Dünyanın bu yok oluş öncesindeki Triyasik Dönem’de ve dinozorlar çağını başlatan sonraki Jura Dönemi’nde genellikle sıcak ve nemli olduğunu biliyoruz. Fakat araştırmacıların yeni çalışması, dinozorların sıcağı sevdiği görüşünü ters yüz ediyor ve Triyasik dinozor türlerinin (sonrasında ise büyük oranda kutup bölgelerine sürgün olan ufak bir grubun), oralardaki dondurucu koşullara devamlı biçimde göğüs gerdiğini gösteren ilk fiziksel kanıtları sunuyor. Bu bilgileri akla getiren işaretler ise yalnızca buzla çökelmiş olabilecek tuhaf kaya parçalarının yanında dinozorların ayak izlerinin bulunması. Çalışmanın yazarları, yok olma dönemi sırasında kutuplarda görülen ani soğukların daha alt enlemlere yayıldığını ve buradaki soğukkanlı sürüngenlerin ölmesine sebep olduğunu aktarıyor. Koşullara halihazırda uyum sağlayan dinozorlar, bu evrimsel darboğazı atlatmayı başarıp yayılmışlar. Gerisi ise antik tarih.
Columbia Üniversitesi Lamont-Doherty Dünya Gözlemevinde çalışan yerbilimci Paul Olsen, “Triyasik Dönem sırasında orada yaşayan dinozorlar hep gözden kaçmış” diyor. “Nihai hakimiyetlerine giden yol ise çok basitmiş. Bunlar esasında soğuğa uyum sağlayan hayvanlarmış. Her yer soğuk olduğunda dinozorlar hazırmış, diğer hayvanlar ise değil.”
Çin’in kuzeybatısındaki Junggar Havzası’nda yer alan ücra bir çölde yürütülen son kazılara dayanan araştırma, üç gün önce Science Advances bülteninde yayımlandı.
Dinozorların ilk olarak yaklaşık 231 milyon önceki Triyasik Dönem’de, ılıman güney enlemlerde ortaya çıktıkları düşünülüyor. O zamanlarda gezegendeki kara parçaları, yerbilimcilerin Pangea adını verdiği tek ve dev bir kıtada bir araya gelmiş. Bu hayvanlar yaklaşık 214 milyon yıl ise önce en kuzeye ulaşmışlar. 202 milyon yıl önce gerçekleşen kitlesel yok oluşa kadar, arada bulunan daha geniş tropik ve subtropik bölgelerde sürüngenler hakimmiş. Bu sürüngenlerin arasında timsahların ve diğer korkutucu canlıların akrabaları da bulunuyor.

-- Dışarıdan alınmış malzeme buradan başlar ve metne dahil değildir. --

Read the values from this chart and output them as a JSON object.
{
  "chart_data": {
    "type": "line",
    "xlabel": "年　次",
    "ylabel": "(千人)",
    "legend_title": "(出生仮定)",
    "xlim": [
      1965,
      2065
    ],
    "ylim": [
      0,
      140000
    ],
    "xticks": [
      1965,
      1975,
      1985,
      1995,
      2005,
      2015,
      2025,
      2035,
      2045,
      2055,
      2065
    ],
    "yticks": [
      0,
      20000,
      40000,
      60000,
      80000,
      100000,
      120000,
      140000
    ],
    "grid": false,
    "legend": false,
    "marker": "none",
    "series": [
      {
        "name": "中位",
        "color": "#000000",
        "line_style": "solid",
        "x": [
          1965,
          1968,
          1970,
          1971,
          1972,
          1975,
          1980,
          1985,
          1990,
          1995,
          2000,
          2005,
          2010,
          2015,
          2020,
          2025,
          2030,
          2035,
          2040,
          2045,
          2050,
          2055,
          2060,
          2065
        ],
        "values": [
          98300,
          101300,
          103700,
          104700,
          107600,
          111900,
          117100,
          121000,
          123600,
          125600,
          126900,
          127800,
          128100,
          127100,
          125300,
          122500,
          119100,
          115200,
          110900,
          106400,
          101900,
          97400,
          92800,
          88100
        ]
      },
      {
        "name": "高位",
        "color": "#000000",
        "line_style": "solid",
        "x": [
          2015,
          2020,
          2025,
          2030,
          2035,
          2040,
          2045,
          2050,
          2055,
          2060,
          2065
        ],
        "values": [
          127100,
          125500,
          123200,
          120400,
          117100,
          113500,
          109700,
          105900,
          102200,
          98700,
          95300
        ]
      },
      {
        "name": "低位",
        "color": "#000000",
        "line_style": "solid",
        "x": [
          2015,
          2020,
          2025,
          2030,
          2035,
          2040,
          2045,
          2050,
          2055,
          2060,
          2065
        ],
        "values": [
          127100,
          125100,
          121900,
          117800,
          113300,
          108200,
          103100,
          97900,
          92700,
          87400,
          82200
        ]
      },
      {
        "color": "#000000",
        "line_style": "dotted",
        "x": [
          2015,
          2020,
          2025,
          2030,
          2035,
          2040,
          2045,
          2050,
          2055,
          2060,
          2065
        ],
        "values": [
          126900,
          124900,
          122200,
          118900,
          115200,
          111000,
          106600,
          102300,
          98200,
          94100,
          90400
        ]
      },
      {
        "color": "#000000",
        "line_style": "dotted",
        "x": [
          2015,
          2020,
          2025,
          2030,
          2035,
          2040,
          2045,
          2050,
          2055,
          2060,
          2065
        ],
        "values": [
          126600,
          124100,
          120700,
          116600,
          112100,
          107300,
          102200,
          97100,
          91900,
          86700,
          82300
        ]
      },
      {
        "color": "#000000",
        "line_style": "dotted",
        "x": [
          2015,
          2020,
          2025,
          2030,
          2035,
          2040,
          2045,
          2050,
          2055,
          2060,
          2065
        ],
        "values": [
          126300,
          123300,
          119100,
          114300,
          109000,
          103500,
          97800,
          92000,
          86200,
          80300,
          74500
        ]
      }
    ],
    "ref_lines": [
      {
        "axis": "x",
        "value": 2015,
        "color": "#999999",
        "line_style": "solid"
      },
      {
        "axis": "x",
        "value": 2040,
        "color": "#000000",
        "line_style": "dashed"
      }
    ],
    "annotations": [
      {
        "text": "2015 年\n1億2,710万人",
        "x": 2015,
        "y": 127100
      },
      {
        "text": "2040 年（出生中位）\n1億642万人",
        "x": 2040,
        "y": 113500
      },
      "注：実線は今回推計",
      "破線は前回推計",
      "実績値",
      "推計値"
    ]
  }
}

Triyasik Dönem esnasında ve Jura Dönemi’nin büyük bir bölümünde, atmosferdeki karbondioksit yoğunlukları milyon başına 2000 parça (ppm) veya üzerindeymiş; yani günümüzdeki seviyelerin beş katında. Dolayısıyla sıcaklıklar yüksek olmalı. O zamanlar kutuplarda buz örtüleri olduğuna dönük bir kanıt bulunmuyor. Yapılan kazılar ise kutup bölgelerinde kışın yaprak döken ormanların yetiştiğini gösteriyor. Fakat bazı iklim modelleri, yüksek enlemlerin bazı zamanlar soğuk olduğunu akla getiriyor; tüm bu CO2’yle bile yılın büyük bir bölümünde az Güneş görmüşler ve sıcaklıklar en azından mevsimsel olarak azalmış. Ancak şimdiye kadar, donduklarına dair hiçbir ize rastlanmamış.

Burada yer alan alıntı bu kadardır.